The pipeline now catches the specific error string and logs a helpful message instead of crashing:

// src/assembly/ffmpeg.ts
} catch (err: any) {
  if (err?.stderr?.includes("No such filter")) {
    logger.warn(
      "ffmpeg built without libass — subtitles skipped. " +
      "Fix: brew install libass && brew reinstall ffmpeg"
    );
  } else {
    throw err;
  }
}

If subtitle burning fails, the video still gets assembled, just without the text overlay. For Shorts this matters a lot since most people watch without sound.

How to try it yourself

Prerequisites:

Node.js 22+
FFmpeg with libass: brew install libass && brew install ffmpeg
API keys for Anthropic, OpenAI, Fal.ai, and ElevenLabs

Setup:

git clone https://github.com/caden311/content-generator
cd content-generator
npm install

Create a .env file:

ANTHROPIC_API_KEY=your_key
OPENAI_API_KEY=your_key
FAL_KEY=your_key
ELEVENLABS_API_KEY=your_key

Write a script. Plain text, narration style, a few paragraphs. The shorter the better for Shorts. Save it as script.txt.

Generate:

# YouTube Short (9:16, 60s max)
npm run generate -- script.txt --format shorts

# Standard YouTube video (16:9)
npm run generate -- script.txt

# Dry run (no API calls, generates placeholder media)
npm run generate -- script.txt --dry-run

Output lands in ./output/001_your-video-title/output.mp4 alongside a breakdown.json, upload.json with YouTube metadata, and all the intermediate assets.

Model tiers:

Tier	Images	TTS
`budget`	FLUX Schnell	OpenAI TTS
`standard`	FLUX Schnell	ElevenLabs
`premium`	DALL-E 3	ElevenLabs

All tiers use Kling for video generation. You can switch with --tier premium.

Cost estimate: A standard 4-scene Short runs roughly $0.30-0.60 depending on the tier. Most of that is Kling. Image and TTS costs are small.

Where it is now

It works. The output quality is… fine. Kling generates reasonably coherent motion clips. The ElevenLabs voice sounds natural. The visuals are a little random since there’s no style consistency between scenes, but for a weekend experiment it’s genuinely impressive that it works at all.
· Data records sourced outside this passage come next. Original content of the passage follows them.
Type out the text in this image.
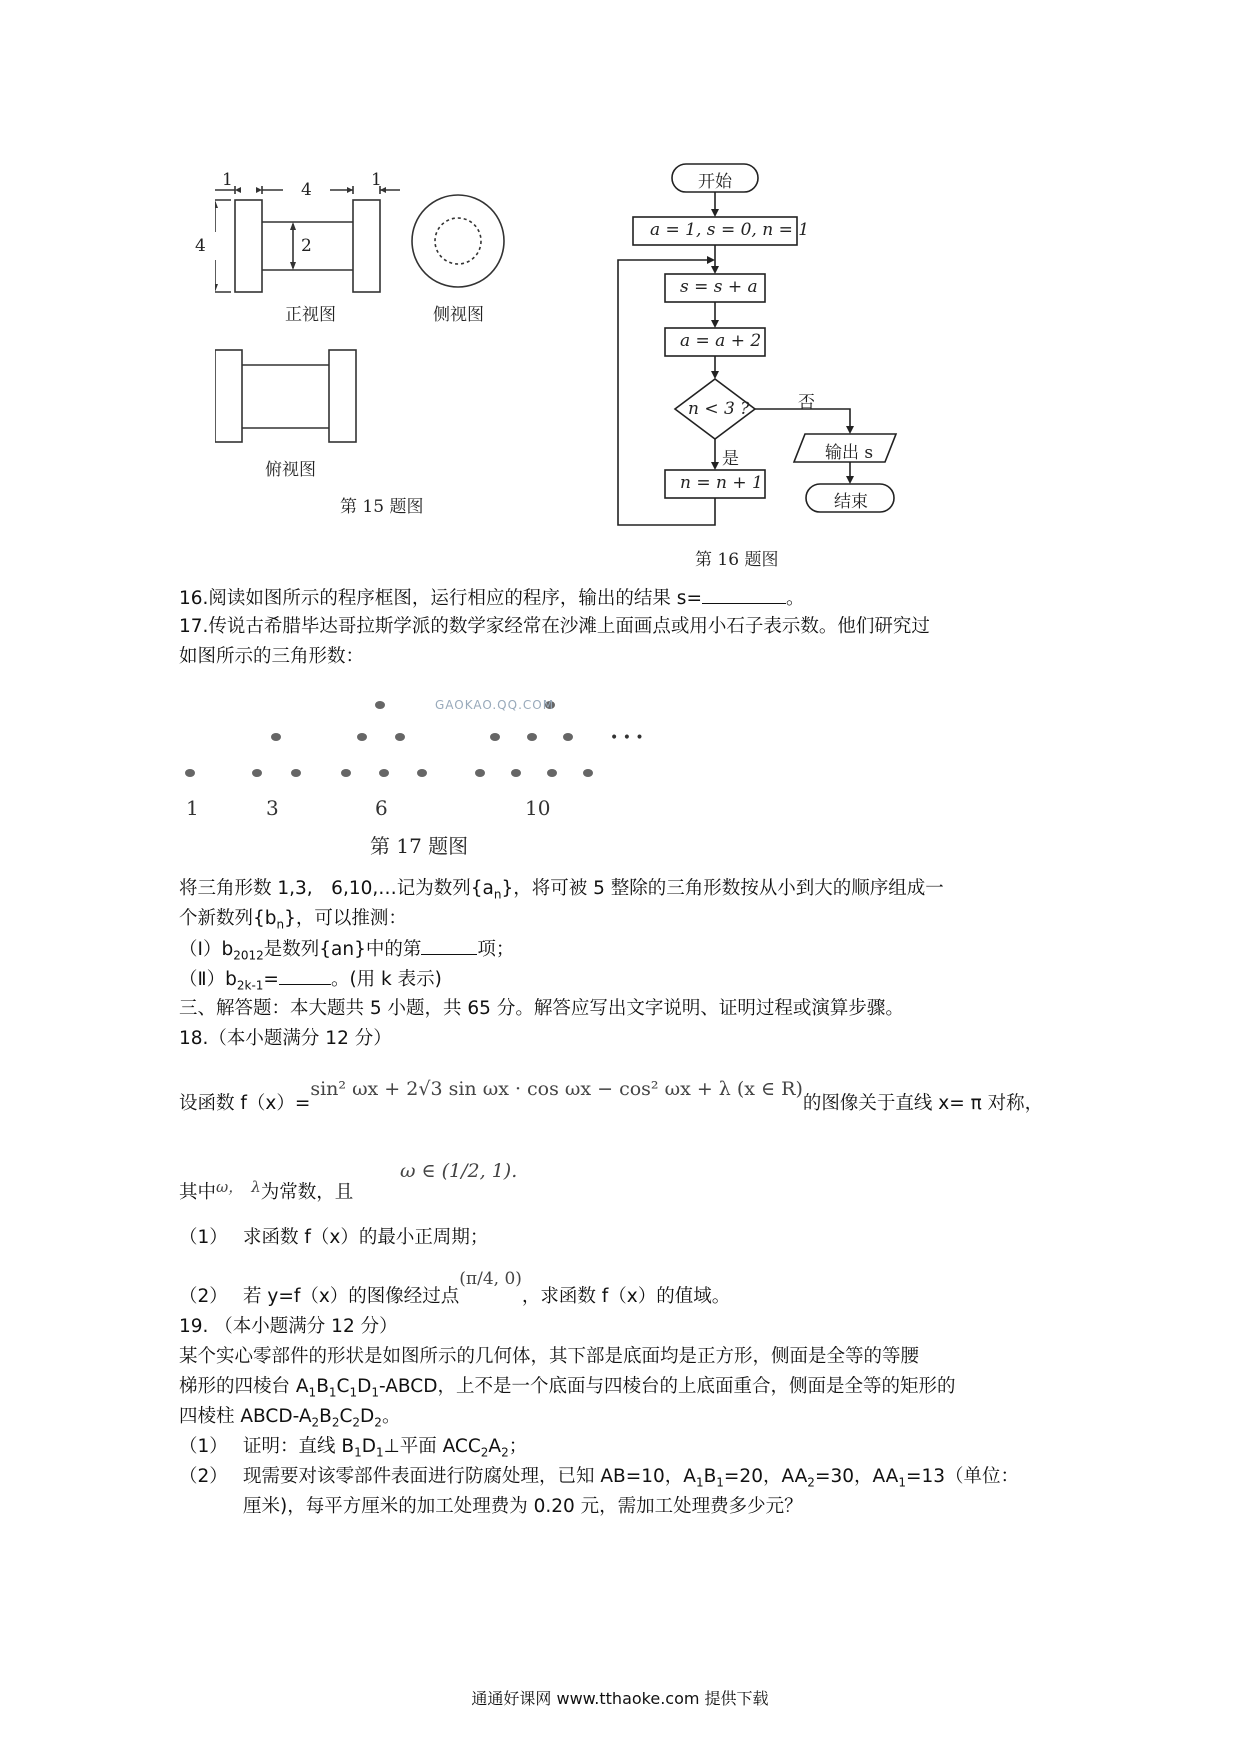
1	4	1
4	2
正视图	侧视图
俯视图
第 15 题图
开始
a = 1, s = 0, n = 1
s = s + a
a = a + 2
n < 3 ?	否
是	输出 s
n = n + 1
结束
第 16 题图
16.阅读如图所示的程序框图，运行相应的程序，输出的结果 s=	。
17.传说古希腊毕达哥拉斯学派的数学家经常在沙滩上面画点或用小石子表示数。他们研究过
如图所示的三角形数：
GAOKAO.QQ.COM
• • •
1	3	6	10
第 17 题图
将三角形数 1,3,　6,10,…记为数列$\{a_n\}$，将可被 5 整除的三角形数按从小到大的顺序组成一
个新数列$\{b_n\}$，可以推测：
$(Ⅰ)b_{2012}$是数列{an}中的第	项；
$(Ⅱ)b_{2k-1}=$	。(用 k 表示)
三、解答题：本大题共 5 小题，共 65 分。解答应写出文字说明、证明过程或演算步骤。
18.（本小题满分 12 分）
设函数 f（x）=sin² ωx + 2√3 sin ωx · cos ωx − cos² ωx + λ (x ∈ R)的图像关于直线 x= π 对称，
其中$^{\omega,}$ $^\lambda$为常数，且
ω ∈ (1/2, 1).
（1） 求函数 f（x）的最小正周期；
（2） 若 y=f（x）的图像经过点(π/4, 0)，求函数 f（x）的值域。
19. （本小题满分 12 分）
某个实心零部件的形状是如图所示的几何体，其下部是底面均是正方形，侧面是全等的等腰
梯形的四棱台 $A_1B_1C_1D_1$-ABCD，上不是一个底面与四棱台的上底面重合，侧面是全等的矩形的
四棱柱 ABCD-$A_2B_2C_2D_2$。
（1） 证明：直线 $B_1D_1\perp$平面 $ACC_2A_2$；
（2） 现需要对该零部件表面进行防腐处理，已知 AB=10，$A_1B_1=20$，$AA_2=30$，$AA_1=13$（单位：
厘米)，每平方厘米的加工处理费为 0.20 元，需加工处理费多少元？
通通好课网 www.tthaoke.com 提供下载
The project is not something I’m actively maintaining. It was a curiosity project that answered its question: yes, you can generate short-form video content from a text file in an afternoon. Whether the content is actually good is a separate problem.

What I’d do differently

Add background music. The biggest thing missing from the generated Shorts is audio atmosphere. The narration sits on dead silence, which feels unpolished. Adding a royalty-free background track and ducking it under the voiceover would make a meaningful difference to the final feel.

Measure real audio duration for subtitle offsets. As mentioned above, using the target durationSeconds from Claude instead of the actual audio file length causes subtitle drift. A single ffprobe call per scene at assembly time would fix it.

Add a visual style constraint to image prompts. Right now each scene generates an image independently, so the visual style can jump around. Injecting a consistent style prefix into every image prompt (something like “cinematic, warm color grading, consistent lighting”) would make multi-scene videos look less like a random slideshow.

The underlying approach is solid. The pipeline architecture, the parallel asset generation, the adapter pattern for swapping providers: all of that held up. The rough edges are mostly surface-level quality problems that more prompt engineering and one or two extra processing steps would fix.